(IMAGE: Chadwick Boseman)
The protective barriers we build out of fear are often initially necessary. Survival skills.
But they can limit us – and become obstacles and problems in their own right. Excessive fear leads to not being able to accept your reality, understand your actual abilities, and acknowledge your feelings and emotions. To accept, understand and acknowledge reality and yourself takes bravery for many of us.
FEAR CAN PROPEL US AS WELL AS INCAPACITATE US.
The paradox of fear. Fear can be motivation or obstacle. It is both real and artificial. Fear is a powerful motivator. But if fear takes over and becomes an irrational driver of your behavior, it saps your confidence and the will to act and creates new problems of its own.
If you let it energize YOU, you can use IT TO SERVE AS A CHANGE AGENT.
Someone who very much showed many of us his bravery and courage was actor Chadwick Boseman. Admired by so many, he quietly amassed a remarkable catalogue of inspiring performances, succumbing to cancer at the age of 43 last summer. He did not share his battle publicly, but Chadwick’s legacy is a great reminder of the power in overcoming fear. While at the height of his fame, he developed relationships with young terminal cancer patients. In one instance, he was told by the parents of two of the child cancer patients that they were “trying to hold on” until his next movie came out. He used
that as motivation to push past his own fear and fatigue – saying to himself “‘I have to
get up and learn my lines and make this movie.”

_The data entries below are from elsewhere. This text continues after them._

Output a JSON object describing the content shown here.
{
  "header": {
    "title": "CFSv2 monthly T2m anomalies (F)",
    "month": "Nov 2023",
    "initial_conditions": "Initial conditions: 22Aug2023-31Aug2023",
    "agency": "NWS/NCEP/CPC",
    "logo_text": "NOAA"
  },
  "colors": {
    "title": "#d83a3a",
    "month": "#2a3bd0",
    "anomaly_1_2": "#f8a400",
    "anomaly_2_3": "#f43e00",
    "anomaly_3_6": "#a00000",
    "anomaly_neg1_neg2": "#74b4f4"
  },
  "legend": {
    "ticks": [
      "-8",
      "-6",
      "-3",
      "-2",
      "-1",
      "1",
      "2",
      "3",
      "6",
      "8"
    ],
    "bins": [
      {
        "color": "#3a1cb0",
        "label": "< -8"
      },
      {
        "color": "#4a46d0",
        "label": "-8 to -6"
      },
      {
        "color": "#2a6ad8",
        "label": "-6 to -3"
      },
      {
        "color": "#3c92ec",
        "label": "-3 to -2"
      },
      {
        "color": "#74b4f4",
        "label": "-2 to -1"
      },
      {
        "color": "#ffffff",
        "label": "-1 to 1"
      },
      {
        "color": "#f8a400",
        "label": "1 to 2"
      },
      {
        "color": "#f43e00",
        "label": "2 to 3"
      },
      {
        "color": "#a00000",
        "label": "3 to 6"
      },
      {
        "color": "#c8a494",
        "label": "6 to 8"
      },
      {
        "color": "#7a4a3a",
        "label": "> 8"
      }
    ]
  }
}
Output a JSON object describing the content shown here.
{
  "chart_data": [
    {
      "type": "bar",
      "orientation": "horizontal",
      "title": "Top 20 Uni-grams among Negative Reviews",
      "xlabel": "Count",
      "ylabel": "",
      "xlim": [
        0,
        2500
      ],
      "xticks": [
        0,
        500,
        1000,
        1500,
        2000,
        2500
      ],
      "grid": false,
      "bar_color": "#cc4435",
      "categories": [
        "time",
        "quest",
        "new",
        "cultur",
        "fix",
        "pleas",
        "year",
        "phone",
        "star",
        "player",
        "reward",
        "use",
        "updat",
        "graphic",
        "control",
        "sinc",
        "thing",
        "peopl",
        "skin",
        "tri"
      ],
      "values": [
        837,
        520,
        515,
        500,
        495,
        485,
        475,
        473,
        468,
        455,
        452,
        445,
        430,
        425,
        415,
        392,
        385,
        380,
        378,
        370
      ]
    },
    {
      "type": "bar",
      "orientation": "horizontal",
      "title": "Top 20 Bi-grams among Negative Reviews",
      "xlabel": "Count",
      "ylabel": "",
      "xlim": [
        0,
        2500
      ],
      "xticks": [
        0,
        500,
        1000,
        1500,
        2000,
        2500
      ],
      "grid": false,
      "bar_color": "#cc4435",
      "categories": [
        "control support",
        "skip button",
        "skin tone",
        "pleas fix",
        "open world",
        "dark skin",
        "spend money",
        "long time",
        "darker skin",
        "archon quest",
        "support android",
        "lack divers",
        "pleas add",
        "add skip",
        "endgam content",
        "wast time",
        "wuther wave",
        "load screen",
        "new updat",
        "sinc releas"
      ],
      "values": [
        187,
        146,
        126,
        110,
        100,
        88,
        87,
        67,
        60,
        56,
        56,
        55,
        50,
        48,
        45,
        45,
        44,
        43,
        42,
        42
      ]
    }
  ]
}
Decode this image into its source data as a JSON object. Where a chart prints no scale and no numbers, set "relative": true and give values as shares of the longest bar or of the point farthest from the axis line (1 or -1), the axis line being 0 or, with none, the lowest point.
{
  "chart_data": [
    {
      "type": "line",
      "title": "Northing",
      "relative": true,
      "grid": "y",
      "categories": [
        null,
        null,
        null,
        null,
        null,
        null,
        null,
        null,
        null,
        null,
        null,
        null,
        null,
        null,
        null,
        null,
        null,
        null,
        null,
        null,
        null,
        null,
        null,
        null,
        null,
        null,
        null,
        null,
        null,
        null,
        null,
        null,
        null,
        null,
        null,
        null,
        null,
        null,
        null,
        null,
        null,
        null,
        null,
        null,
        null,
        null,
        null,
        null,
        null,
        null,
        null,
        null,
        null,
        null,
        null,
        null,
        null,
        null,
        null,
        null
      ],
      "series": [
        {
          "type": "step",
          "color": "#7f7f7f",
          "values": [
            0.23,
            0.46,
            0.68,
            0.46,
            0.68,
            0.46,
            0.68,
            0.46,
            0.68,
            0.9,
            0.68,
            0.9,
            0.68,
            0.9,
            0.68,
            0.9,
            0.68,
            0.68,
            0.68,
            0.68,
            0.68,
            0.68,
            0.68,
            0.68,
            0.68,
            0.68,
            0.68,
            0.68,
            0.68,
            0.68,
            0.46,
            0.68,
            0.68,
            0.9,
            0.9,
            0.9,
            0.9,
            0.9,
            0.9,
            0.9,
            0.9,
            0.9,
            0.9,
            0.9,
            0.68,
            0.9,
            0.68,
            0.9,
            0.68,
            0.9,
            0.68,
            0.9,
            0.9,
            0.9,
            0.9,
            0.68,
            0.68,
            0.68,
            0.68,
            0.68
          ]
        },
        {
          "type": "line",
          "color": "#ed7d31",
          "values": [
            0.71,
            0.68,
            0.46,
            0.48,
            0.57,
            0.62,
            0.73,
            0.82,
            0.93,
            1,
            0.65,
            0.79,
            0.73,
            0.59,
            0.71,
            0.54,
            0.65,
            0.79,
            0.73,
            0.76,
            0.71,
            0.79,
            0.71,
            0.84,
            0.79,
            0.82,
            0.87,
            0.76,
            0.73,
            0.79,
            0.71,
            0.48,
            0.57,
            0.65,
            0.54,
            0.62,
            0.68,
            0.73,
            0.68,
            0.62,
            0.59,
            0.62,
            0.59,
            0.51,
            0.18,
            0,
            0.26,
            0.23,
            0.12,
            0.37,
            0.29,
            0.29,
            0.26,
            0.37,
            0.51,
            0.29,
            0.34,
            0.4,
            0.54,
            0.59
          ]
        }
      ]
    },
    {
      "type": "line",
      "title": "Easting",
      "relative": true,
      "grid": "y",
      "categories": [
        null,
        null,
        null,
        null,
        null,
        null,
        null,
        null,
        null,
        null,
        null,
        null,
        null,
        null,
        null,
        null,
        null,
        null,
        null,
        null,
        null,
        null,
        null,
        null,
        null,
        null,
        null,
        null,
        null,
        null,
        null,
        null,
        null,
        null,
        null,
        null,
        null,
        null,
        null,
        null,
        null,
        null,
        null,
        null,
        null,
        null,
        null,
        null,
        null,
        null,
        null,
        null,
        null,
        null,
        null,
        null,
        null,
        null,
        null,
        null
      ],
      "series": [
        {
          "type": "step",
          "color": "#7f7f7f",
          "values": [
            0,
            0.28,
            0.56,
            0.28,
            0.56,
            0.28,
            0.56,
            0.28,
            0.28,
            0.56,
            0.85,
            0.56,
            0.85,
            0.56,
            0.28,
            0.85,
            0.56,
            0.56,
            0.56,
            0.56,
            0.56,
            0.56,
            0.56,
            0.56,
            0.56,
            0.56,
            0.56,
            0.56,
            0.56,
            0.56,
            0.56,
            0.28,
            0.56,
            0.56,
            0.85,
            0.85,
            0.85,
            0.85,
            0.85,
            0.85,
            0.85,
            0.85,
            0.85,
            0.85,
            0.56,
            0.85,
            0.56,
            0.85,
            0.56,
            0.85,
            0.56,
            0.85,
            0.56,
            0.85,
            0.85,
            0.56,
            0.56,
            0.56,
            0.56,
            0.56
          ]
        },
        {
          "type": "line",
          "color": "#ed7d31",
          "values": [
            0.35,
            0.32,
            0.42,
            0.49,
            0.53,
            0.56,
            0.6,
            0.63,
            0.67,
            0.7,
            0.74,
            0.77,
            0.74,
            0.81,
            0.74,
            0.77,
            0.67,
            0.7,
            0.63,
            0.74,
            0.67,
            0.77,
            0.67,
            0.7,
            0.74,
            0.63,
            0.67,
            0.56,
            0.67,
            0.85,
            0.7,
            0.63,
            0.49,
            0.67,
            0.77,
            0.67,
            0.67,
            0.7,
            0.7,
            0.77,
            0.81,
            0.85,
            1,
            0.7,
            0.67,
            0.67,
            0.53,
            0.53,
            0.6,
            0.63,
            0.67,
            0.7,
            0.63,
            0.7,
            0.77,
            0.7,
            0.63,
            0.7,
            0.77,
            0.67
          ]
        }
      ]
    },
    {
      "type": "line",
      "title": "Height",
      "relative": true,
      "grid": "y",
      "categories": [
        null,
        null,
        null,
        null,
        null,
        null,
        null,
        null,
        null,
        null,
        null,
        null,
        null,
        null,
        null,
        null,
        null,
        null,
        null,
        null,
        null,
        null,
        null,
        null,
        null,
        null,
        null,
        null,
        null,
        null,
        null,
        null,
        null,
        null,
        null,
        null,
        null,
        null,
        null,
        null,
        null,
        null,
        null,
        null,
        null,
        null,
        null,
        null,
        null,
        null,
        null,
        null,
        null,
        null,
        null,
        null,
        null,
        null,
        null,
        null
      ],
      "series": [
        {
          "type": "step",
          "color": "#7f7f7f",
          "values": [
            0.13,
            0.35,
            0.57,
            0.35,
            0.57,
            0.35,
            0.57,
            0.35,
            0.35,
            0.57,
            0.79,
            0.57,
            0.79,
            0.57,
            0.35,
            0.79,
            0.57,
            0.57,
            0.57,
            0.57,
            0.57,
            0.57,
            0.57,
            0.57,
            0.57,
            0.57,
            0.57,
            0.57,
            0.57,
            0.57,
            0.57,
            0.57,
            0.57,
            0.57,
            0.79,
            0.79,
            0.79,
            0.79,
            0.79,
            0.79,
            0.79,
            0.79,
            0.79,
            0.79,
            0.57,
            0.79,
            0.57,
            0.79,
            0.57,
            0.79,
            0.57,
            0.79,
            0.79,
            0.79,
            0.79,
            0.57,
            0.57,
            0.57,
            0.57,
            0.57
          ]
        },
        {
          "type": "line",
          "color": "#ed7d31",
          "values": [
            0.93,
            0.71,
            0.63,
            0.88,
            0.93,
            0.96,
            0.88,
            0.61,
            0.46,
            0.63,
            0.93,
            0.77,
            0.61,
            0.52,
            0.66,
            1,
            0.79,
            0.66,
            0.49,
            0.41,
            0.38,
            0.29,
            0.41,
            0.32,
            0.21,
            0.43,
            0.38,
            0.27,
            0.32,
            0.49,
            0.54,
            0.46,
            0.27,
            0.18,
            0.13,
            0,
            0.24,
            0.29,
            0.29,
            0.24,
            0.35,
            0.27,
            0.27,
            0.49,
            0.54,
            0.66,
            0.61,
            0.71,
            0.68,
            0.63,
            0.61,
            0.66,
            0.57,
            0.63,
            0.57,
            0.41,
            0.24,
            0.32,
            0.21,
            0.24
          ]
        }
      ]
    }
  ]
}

As the line continues to blur between one’s professional self and personal self, Chadwick showed us what bravery, courage and action really could do.
The courage to reveal our fragilities and flaws so that we can be effective colleagues, teammates and work leaders is a quintessential part of running our organizations. Combined with a candid exchange of ideas and diversity of perspectives, our teams become stronger, healthier and more valuable.